As a safe-haven currency, the market's risk outlook is the primary driver for the CHF with Swiss economic data or SNB policy meetings rarely being very market moving. Although SNB intervention can have a substantial impact on CHF, its impact tends to be relatively short-lived. Additionally, the SNB are unlikely to adjust policy anytime soon, given their overall dovish disposition and preference for being behind the ECB in terms of policy decisions. The market's overall risk tone remains constructive in the med-term due to the global vaccine roll out and the massive amount of monetary policy and fiscal support from governments. The Delta variant and its impact on growth expectations is of course a sobering reminder that risks remain. Thus, there is still a degree of uncertainty and risks to the overall risk outlook remains which could prove supportive for the safe havens like the CHF should negative factors for the global economy develop. However, on balance the overall risk outlook is still positive in the med-term and barring any major meltdowns in risk assets the bias for the CHF remains bearish in the med-term.
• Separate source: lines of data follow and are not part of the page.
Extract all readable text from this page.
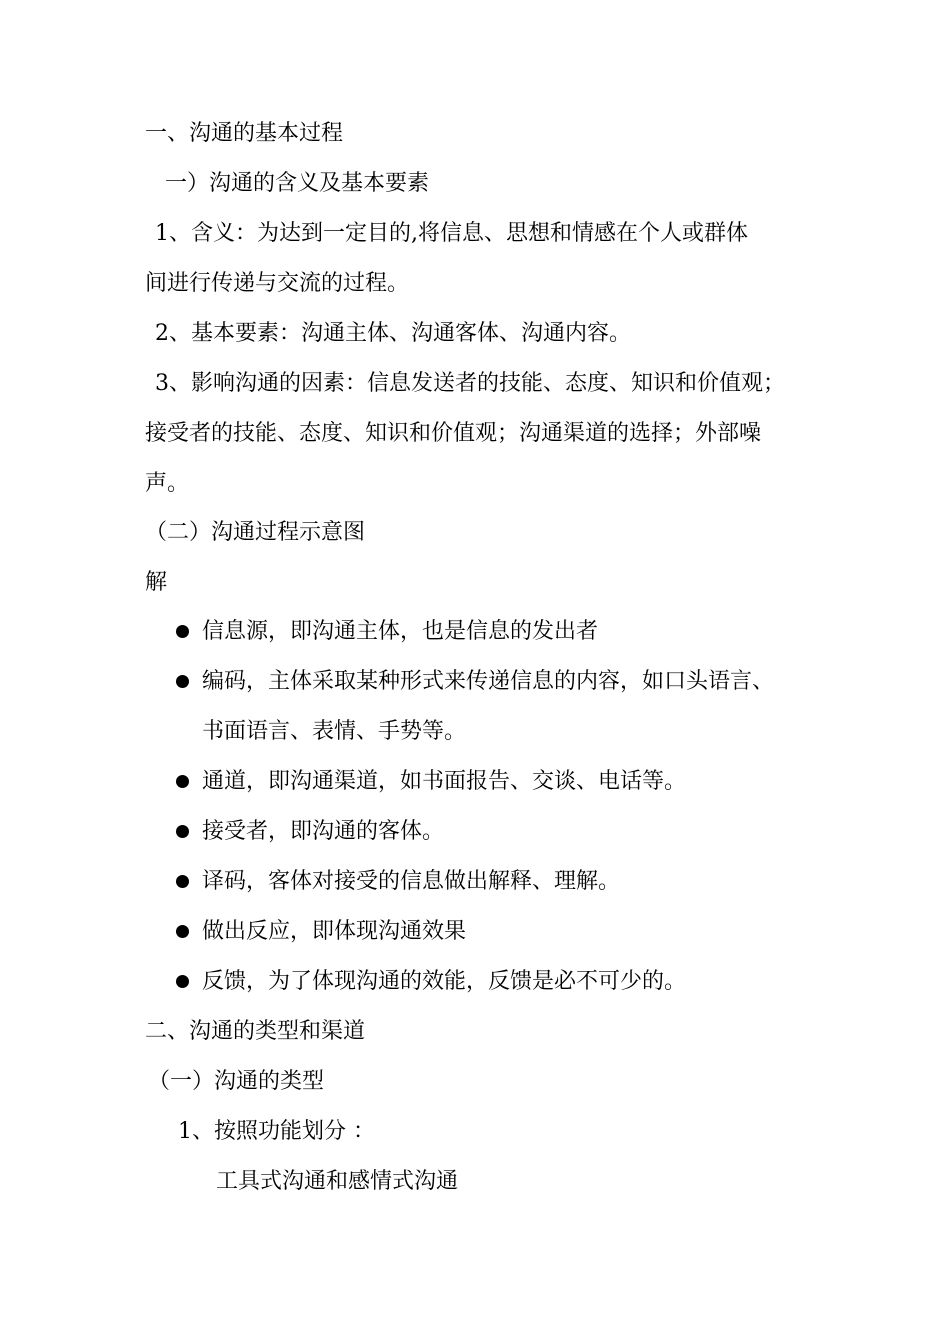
一、沟通的基本过程
一）沟通的含义及基本要素
1、含义：为达到一定目的,将信息、思想和情感在个人或群体
间进行传递与交流的过程。
2、基本要素：沟通主体、沟通客体、沟通内容。
3、影响沟通的因素：信息发送者的技能、态度、知识和价值观；
接受者的技能、态度、知识和价值观；沟通渠道的选择；外部噪
声。
（二）沟通过程示意图
解
信息源，即沟通主体，也是信息的发出者
编码，主体采取某种形式来传递信息的内容，如口头语言、
书面语言、表情、手势等。
通道，即沟通渠道，如书面报告、交谈、电话等。
接受者，即沟通的客体。
译码，客体对接受的信息做出解释、理解。
做出反应，即体现沟通效果
反馈，为了体现沟通的效能，反馈是必不可少的。
二、沟通的类型和渠道
（一）沟通的类型
1、按照功能划分 ：
工具式沟通和感情式沟通
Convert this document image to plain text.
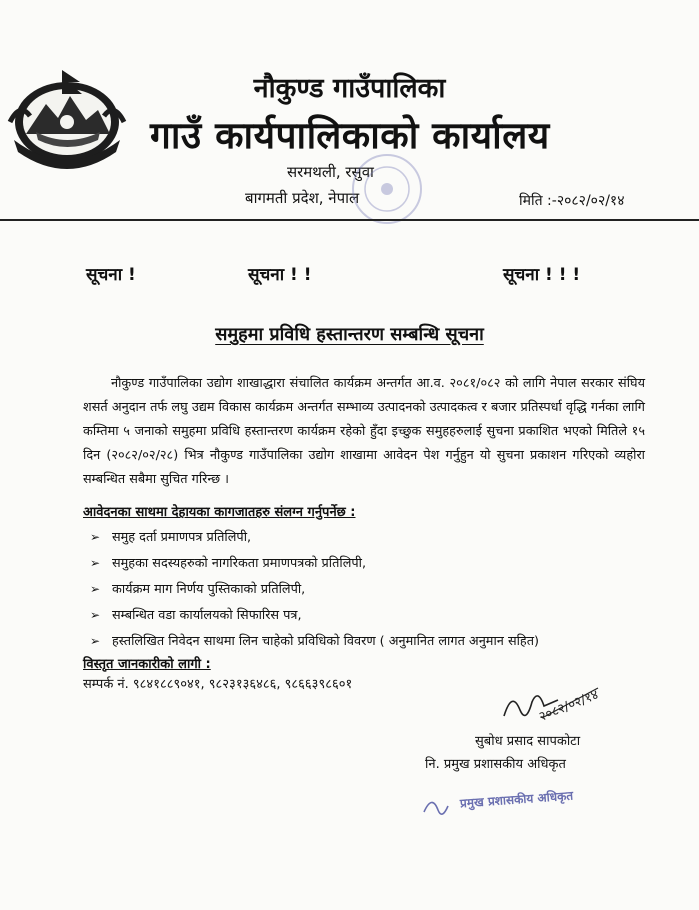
नौकुण्ड गाउँपालिका
गाउँ कार्यपालिकाको कार्यालय
सरमथली, रसुवा
बागमती प्रदेश, नेपाल	मिति :-२०८२/०२/१४
सूचना !	सूचना ! !	सूचना ! ! !
समुहमा प्रविधि हस्तान्तरण सम्बन्धि सूचना
नौकुण्ड गाउँपालिका उद्योग शाखाद्धारा संचालित कार्यक्रम अन्तर्गत आ.व. २०८१/०८२ को लागि नेपाल सरकार संघिय शसर्त अनुदान तर्फ लघु उद्यम विकास कार्यक्रम अन्तर्गत सम्भाव्य उत्पादनको उत्पादकत्व र बजार प्रतिस्पर्धा वृद्धि गर्नका लागि कम्तिमा ५ जनाको समुहमा प्रविधि हस्तान्तरण कार्यक्रम रहेको हुँदा इच्छुक समुहहरुलाई सुचना प्रकाशित भएको मितिले १५ दिन (२०८२/०२/२८) भित्र नौकुण्ड गाउँपालिका उद्योग शाखामा आवेदन पेश गर्नुहुन यो सुचना प्रकाशन गरिएको व्यहोरा सम्बन्धित सबैमा सुचित गरिन्छ ।
आवेदनका साथमा देहायका कागजातहरु संलग्न गर्नुपर्नेछ :
➢ समुह दर्ता प्रमाणपत्र प्रतिलिपी,
➢ समुहका सदस्यहरुको नागरिकता प्रमाणपत्रको प्रतिलिपी,
➢ कार्यक्रम माग निर्णय पुस्तिकाको प्रतिलिपी,
➢ सम्बन्धित वडा कार्यालयको सिफारिस पत्र,
➢ हस्तलिखित निवेदन साथमा लिन चाहेको प्रविधिको विवरण ( अनुमानित लागत अनुमान सहित)
विस्तृत जानकारीको लागी :
सम्पर्क नं. ९८४१८८९०४१, ९८२३१३६४८६, ९८६६३९८६०१
२०८२/०२/१४
सुबोध प्रसाद सापकोटा
नि. प्रमुख प्रशासकीय अधिकृत
प्रमुख प्रशासकीय अधिकृत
2. Idiosyncratic drivers for the CHF

Despite the overall fundamental bearish bias, the CHF continues to remain surprisingly strong in the past few weeks. This divergence from the fundamental outlook does not make much sense, but this is a friendly reminder that the CHF often has a mind of its own and can often move in opposite directions from what short-term sentiment or its fundamental outlook suggests. Recent research from the team has revealed an interesting correlation between the CHF and simultaneous price action in both Gold and the USD, but it has not been enough to explain the current divergence between the CHF and its fundamental outlook. Apart from that, SNB intervention is of course always a downside risk to keep in mind, especially with the important EURCHF exchange rate drifting into an area between 1.07 and 1.05 which have in previous years sparked additional intervention from the bank. Apart from that, ING investment bank has argued that recent CHF strength could also be due to the lower inflation in Switzerland compared to the EU which meant that the real trade-weighted CHF has been trading too cheap relative to the spot price. The bank also expanded that the ECB’s bond buying programs has meant that their balance sheet is expanding more rapidly compared to that of the SNB, which could have been reasons why the SNB did not see need for ramping up FX interventions as much as we would usually
expect when EURCHF drift lower into key ‘intervention territory’. The bottom line is that there are often plenty of idiosyncratic drivers which might or might not impact the CHF and makes short-term price fluctuations a mixed bag for the most part.

3. CFTC Analysis (CFTC data delayed with Veteran’s Day)

Latest CFTC data showed a positioning change of +3605 with a net non-commercial position of -17043. Even though we expect the currency to continue weakening in the med-term, any drastic escalation in risk off tones could continue to provide support for the safe-haven currency in the short-term, arguably more for the stretched JPY but risk off should benefit the CHF as well. With the EURCHF pair dipping below 1.0450, the odds of intervention have risen quite a lot, but it seems that the SNB has not been as quick and forceful to respond as they have in previous years. At the current price levels, the EURCHF still looks attractive for some mean reversion value longs. But, if you choose to trade the CHF, be ready for some unexpected price action from time to time.